We believe our use of two different ambulatory study populations is a strength; however, each study has its own limitations. Study 1 was a sample of patients with chronic back and lower extremity musculoskeletal pain and included an over-representation of patients with depression (50% by design). The more clinically diverse patient population of Study 2, including ambulatory VA patients with and without chronic pain, enhances the generalizability of our findings. However, Study 2 included fewer pain measures with which to assess construct validity and was cross-sectional; therefore, we were able to assess responsiveness only in the first sample. Forty percent of Study 1 patients and 100% of Study 2 patients were recruited from VA clinics, so our findings may be less generalizable to non-VA settings.

We found that the PEG differentiated well between patients who improved and those who did not. According to responsiveness metrics, patients in the improved category had a large improvement in PEG score, whereas those in the unchanged category had a minimal change. Proper interpretation of the magnitude of change according to SRM and one group pre-post ES is not entirely clear, although authors have suggested that Cohen’s definition of small (0.2), moderate (0.5), and large (0.8) effects can be applied to interpretation of both responsiveness measures.36,37 We did not find evidence of PEG responsiveness in the worse direction (i.e., change scores between those who were unchanged and those who were worse did not significantly differ). We are limited in our ability to adequately assess sensitivity to worsening because we evaluated responsiveness in a single study population that likely had a ceiling effect for worsening due to high baseline pain severity.

The competing demands of primary care, in which visits are short and pain is only one of several problems warranting attention, make efficiency of assessment a paramount concern.38,39 A balance must be found between feasibility and key characteristics such as reliability, validity, and responsiveness. For example, ultra-brief depression measures containing two to three items perform better than single item depression measures.40 We also evaluated a four-item abbreviated scale, but found that adding an item contributed little. An abbreviated version of the BPI that eliminated a few items has been previously published,41 but the PEG is the first ultra-brief scale based on the BPI.

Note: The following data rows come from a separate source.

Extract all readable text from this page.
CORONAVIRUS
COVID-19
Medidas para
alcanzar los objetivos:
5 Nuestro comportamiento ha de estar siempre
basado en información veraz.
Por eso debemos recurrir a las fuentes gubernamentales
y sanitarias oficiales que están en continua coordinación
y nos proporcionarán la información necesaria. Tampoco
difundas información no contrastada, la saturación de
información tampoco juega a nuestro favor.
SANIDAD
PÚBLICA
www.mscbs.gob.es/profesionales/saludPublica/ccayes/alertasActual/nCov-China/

New assessment strategies are needed to support improved chronic pain management in primary care. We believe the PEG, which includes items assessing pain intensity, emotional function, and physical function, is an important step forward. However, further studies are needed to confirm our findings and validate the PEG in additional patient populations. Prospective research should determine whether serial pain measurement can improve the quality of clinical decision-making and pain outcomes in primary care. Given the huge clinical and societal burden associated with pain, developing efficient and effective strategies to enhance care is an important priority.